Ocurrió en la intersección de San Martín y 25 de Mayo, cuando una camioneta embistió por detrás a un automóvil en el que viajaban un hombre y dos menores. Los cuatro ocupantes debieron ser trasladados al hospital regional.
Un tremendo accidente de tránsito sacudió la tranquilidad de la noche del domingo en una de las esquinas más concurridas de la ciudad. El siniestro ocurrió en la intersección semaforizada de las avenidas San Martín y 25 de Mayo, cuando una camioneta de alta gama impactó violentamente contra la parte trasera de un automóvil que aguardaba sobre el asfalto.
El rodado de mayor porte, una Toyota SW4 al mando de David Fabián Chávez, colisionó desde atrás contra un Ford Focus que era conducido por José Eduardo Gómez. Las razones del impacto aún son objeto de peritajes y pesquisas oficiales, aunque testigos presenciales manifestaron su sorpresa por la magnitud del encontronazo.
Lo que en principio pudo haber sido un siniestro de menores consecuencias se transformó rápidamente en una situación de emergencia, dado que en el interior del vehículo embestido viajaban dos pequeños que acompañaban al conductor. La presencia de menores de edad entre los lesionados generó una inmediata movilización de los servicios de asistencia.
Personal sanitario acudió con premura al lugar y, tras las primeras evaluaciones en el terreno, adoptó una decisión preventiva que involucró a la totalidad de los protagonistas. Tanto los ocupantes del automóvil como el conductor de la camioneta fueron derivados de urgencia al Hospital Regional Río Grande para una revisión exhaustiva.
En el centro asistencial, los profesionales de la salud procedieron a estabilizar a los heridos y a determinar el alcance real de las lesiones.
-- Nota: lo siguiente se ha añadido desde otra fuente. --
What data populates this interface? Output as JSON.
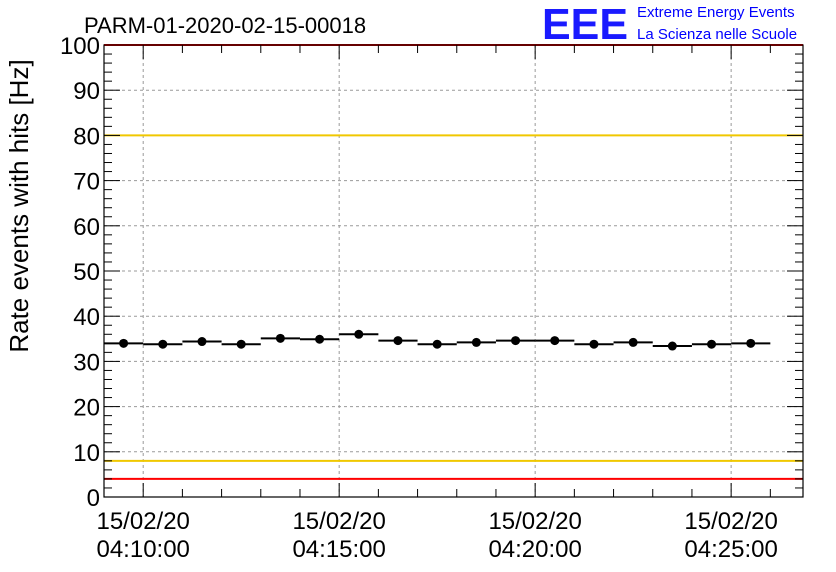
{
  "chart_data": {
    "type": "scatter",
    "title": "PARM-01-2020-02-15-00018",
    "ylabel": "Rate events with hits [Hz]",
    "xlabel": "",
    "ylim": [
      0,
      100
    ],
    "yticks": [
      0,
      10,
      20,
      30,
      40,
      50,
      60,
      70,
      80,
      90,
      100
    ],
    "x_range": [
      "15/02/20 04:09:00",
      "15/02/20 04:26:50"
    ],
    "xticks": [
      {
        "x": "15/02/20 04:10:00",
        "date": "15/02/20",
        "time": "04:10:00"
      },
      {
        "x": "15/02/20 04:15:00",
        "date": "15/02/20",
        "time": "04:15:00"
      },
      {
        "x": "15/02/20 04:20:00",
        "date": "15/02/20",
        "time": "04:20:00"
      },
      {
        "x": "15/02/20 04:25:00",
        "date": "15/02/20",
        "time": "04:25:00"
      }
    ],
    "grid": true,
    "reference_lines": [
      {
        "y": 100,
        "color": "#ff0000"
      },
      {
        "y": 80,
        "color": "#f0c800"
      },
      {
        "y": 8,
        "color": "#f0c800"
      },
      {
        "y": 4,
        "color": "#ff0000"
      }
    ],
    "bin_width_seconds": 60,
    "points": [
      {
        "x": "15/02/20 04:09:30",
        "y": 34.0
      },
      {
        "x": "15/02/20 04:10:30",
        "y": 33.8
      },
      {
        "x": "15/02/20 04:11:30",
        "y": 34.4
      },
      {
        "x": "15/02/20 04:12:30",
        "y": 33.8
      },
      {
        "x": "15/02/20 04:13:30",
        "y": 35.1
      },
      {
        "x": "15/02/20 04:14:30",
        "y": 34.9
      },
      {
        "x": "15/02/20 04:15:30",
        "y": 36.0
      },
      {
        "x": "15/02/20 04:16:30",
        "y": 34.6
      },
      {
        "x": "15/02/20 04:17:30",
        "y": 33.8
      },
      {
        "x": "15/02/20 04:18:30",
        "y": 34.2
      },
      {
        "x": "15/02/20 04:19:30",
        "y": 34.6
      },
      {
        "x": "15/02/20 04:20:30",
        "y": 34.6
      },
      {
        "x": "15/02/20 04:21:30",
        "y": 33.8
      },
      {
        "x": "15/02/20 04:22:30",
        "y": 34.2
      },
      {
        "x": "15/02/20 04:23:30",
        "y": 33.4
      },
      {
        "x": "15/02/20 04:24:30",
        "y": 33.8
      },
      {
        "x": "15/02/20 04:25:30",
        "y": 34.0
      }
    ],
    "colors": {
      "markers": "#000000",
      "grid": "#9a9a9a",
      "logo": "#0000ff"
    }
  },
  "logo": {
    "letters": "EEE",
    "line1": "Extreme Energy Events",
    "line2": "La Scienza nelle Scuole"
  }
}
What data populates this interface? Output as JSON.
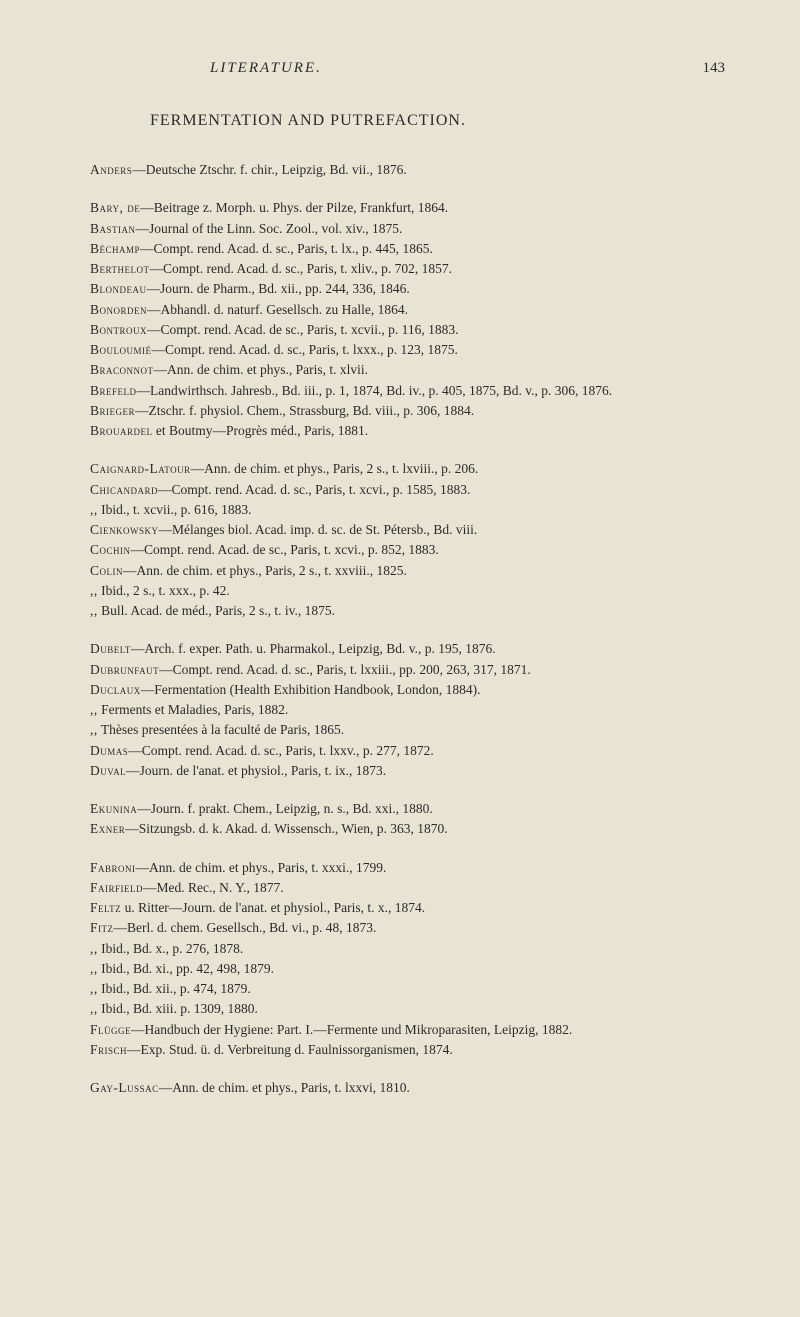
{
  "header": {
    "running_title": "LITERATURE.",
    "page_number": "143"
  },
  "section_title": "FERMENTATION AND PUTREFACTION.",
  "blocks": [
    {
      "entries": [
        {
          "author": "Anders",
          "rest": "—Deutsche Ztschr. f. chir., Leipzig, Bd. vii., 1876."
        }
      ]
    },
    {
      "entries": [
        {
          "author": "Bary, de",
          "rest": "—Beitrage z. Morph. u. Phys. der Pilze, Frankfurt, 1864."
        },
        {
          "author": "Bastian",
          "rest": "—Journal of the Linn. Soc. Zool., vol. xiv., 1875."
        },
        {
          "author": "Béchamp",
          "rest": "—Compt. rend. Acad. d. sc., Paris, t. lx., p. 445, 1865."
        },
        {
          "author": "Berthelot",
          "rest": "—Compt. rend. Acad. d. sc., Paris, t. xliv., p. 702, 1857."
        },
        {
          "author": "Blondeau",
          "rest": "—Journ. de Pharm., Bd. xii., pp. 244, 336, 1846."
        },
        {
          "author": "Bonorden",
          "rest": "—Abhandl. d. naturf. Gesellsch. zu Halle, 1864."
        },
        {
          "author": "Bontroux",
          "rest": "—Compt. rend. Acad. de sc., Paris, t. xcvii., p. 116, 1883."
        },
        {
          "author": "Bouloumié",
          "rest": "—Compt. rend. Acad. d. sc., Paris, t. lxxx., p. 123, 1875."
        },
        {
          "author": "Braconnot",
          "rest": "—Ann. de chim. et phys., Paris, t. xlvii."
        },
        {
          "author": "Brefeld",
          "rest": "—Landwirthsch. Jahresb., Bd. iii., p. 1, 1874, Bd. iv., p. 405, 1875, Bd. v., p. 306, 1876."
        },
        {
          "author": "Brieger",
          "rest": "—Ztschr. f. physiol. Chem., Strassburg, Bd. viii., p. 306, 1884."
        },
        {
          "author": "Brouardel",
          "rest": " et Boutmy—Progrès méd., Paris, 1881."
        }
      ]
    },
    {
      "entries": [
        {
          "author": "Caignard-Latour",
          "rest": "—Ann. de chim. et phys., Paris, 2 s., t. lxviii., p. 206."
        },
        {
          "author": "Chicandard",
          "rest": "—Compt. rend. Acad. d. sc., Paris, t. xcvi., p. 1585, 1883."
        },
        {
          "author": "        ,,",
          "rest": "        Ibid., t. xcvii., p. 616, 1883."
        },
        {
          "author": "Cienkowsky",
          "rest": "—Mélanges biol. Acad. imp. d. sc. de St. Pétersb., Bd. viii."
        },
        {
          "author": "Cochin",
          "rest": "—Compt. rend. Acad. de sc., Paris, t. xcvi., p. 852, 1883."
        },
        {
          "author": "Colin",
          "rest": "—Ann. de chim. et phys., Paris, 2 s., t. xxviii., 1825."
        },
        {
          "author": "    ,,",
          "rest": "    Ibid., 2 s., t. xxx., p. 42."
        },
        {
          "author": "    ,,",
          "rest": "    Bull. Acad. de méd., Paris, 2 s., t. iv., 1875."
        }
      ]
    },
    {
      "entries": [
        {
          "author": "Dubelt",
          "rest": "—Arch. f. exper. Path. u. Pharmakol., Leipzig, Bd. v., p. 195, 1876."
        },
        {
          "author": "Dubrunfaut",
          "rest": "—Compt. rend. Acad. d. sc., Paris, t. lxxiii., pp. 200, 263, 317, 1871."
        },
        {
          "author": "Duclaux",
          "rest": "—Fermentation (Health Exhibition Handbook, London, 1884)."
        },
        {
          "author": "      ,,",
          "rest": "      Ferments et Maladies, Paris, 1882."
        },
        {
          "author": "      ,,",
          "rest": "      Thèses presentées à la faculté de Paris, 1865."
        },
        {
          "author": "Dumas",
          "rest": "—Compt. rend. Acad. d. sc., Paris, t. lxxv., p. 277, 1872."
        },
        {
          "author": "Duval",
          "rest": "—Journ. de l'anat. et physiol., Paris, t. ix., 1873."
        }
      ]
    },
    {
      "entries": [
        {
          "author": "Ekunina",
          "rest": "—Journ. f. prakt. Chem., Leipzig, n. s., Bd. xxi., 1880."
        },
        {
          "author": "Exner",
          "rest": "—Sitzungsb. d. k. Akad. d. Wissensch., Wien, p. 363, 1870."
        }
      ]
    },
    {
      "entries": [
        {
          "author": "Fabroni",
          "rest": "—Ann. de chim. et phys., Paris, t. xxxi., 1799."
        },
        {
          "author": "Fairfield",
          "rest": "—Med. Rec., N. Y., 1877."
        },
        {
          "author": "Feltz",
          "rest": " u. Ritter—Journ. de l'anat. et physiol., Paris, t. x., 1874."
        },
        {
          "author": "Fitz",
          "rest": "—Berl. d. chem. Gesellsch., Bd. vi., p. 48, 1873."
        },
        {
          "author": "    ,,",
          "rest": "    Ibid., Bd. x., p. 276, 1878."
        },
        {
          "author": "    ,,",
          "rest": "    Ibid., Bd. xi., pp. 42, 498, 1879."
        },
        {
          "author": "    ,,",
          "rest": "    Ibid., Bd. xii., p. 474, 1879."
        },
        {
          "author": "    ,,",
          "rest": "    Ibid., Bd. xiii. p. 1309, 1880."
        },
        {
          "author": "Flügge",
          "rest": "—Handbuch der Hygiene: Part. I.—Fermente und Mikroparasiten, Leipzig, 1882."
        },
        {
          "author": "Frisch",
          "rest": "—Exp. Stud. ü. d. Verbreitung d. Faulnissorganismen, 1874."
        }
      ]
    },
    {
      "entries": [
        {
          "author": "Gay-Lussac",
          "rest": "—Ann. de chim. et phys., Paris, t. lxxvi, 1810."
        }
      ]
    }
  ]
}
Si bien fuentes consultadas no precisaron el parte médico detallado, se supo que todos recibieron asistencia inmediata y permanecieron bajo observación durante las horas posteriores al incidente.
El operativo desplegado en el lugar incluyó también la presencia de efectivos policiales, quienes trabajaron en el relevamiento de evidencias, la toma de testimonios y la confección de las actuaciones judiciales correspondientes. Los uniformados intentan reconstruir con precisión la mecánica del choque en una intersección que, por su alta circulación vehicular, suele ser foco de atención de las autoridades de Tránsito.
El hecho reavivó el debate sobre la seguridad vial en el microcentro riograndense y encendió las alarmas respecto a la conducta de los conductores en zonas de alta densidad vehicular, especialmente durante horarios nocturnos donde la visibilidad y la velocidad suelen jugar un papel determinante en este tipo de episodios.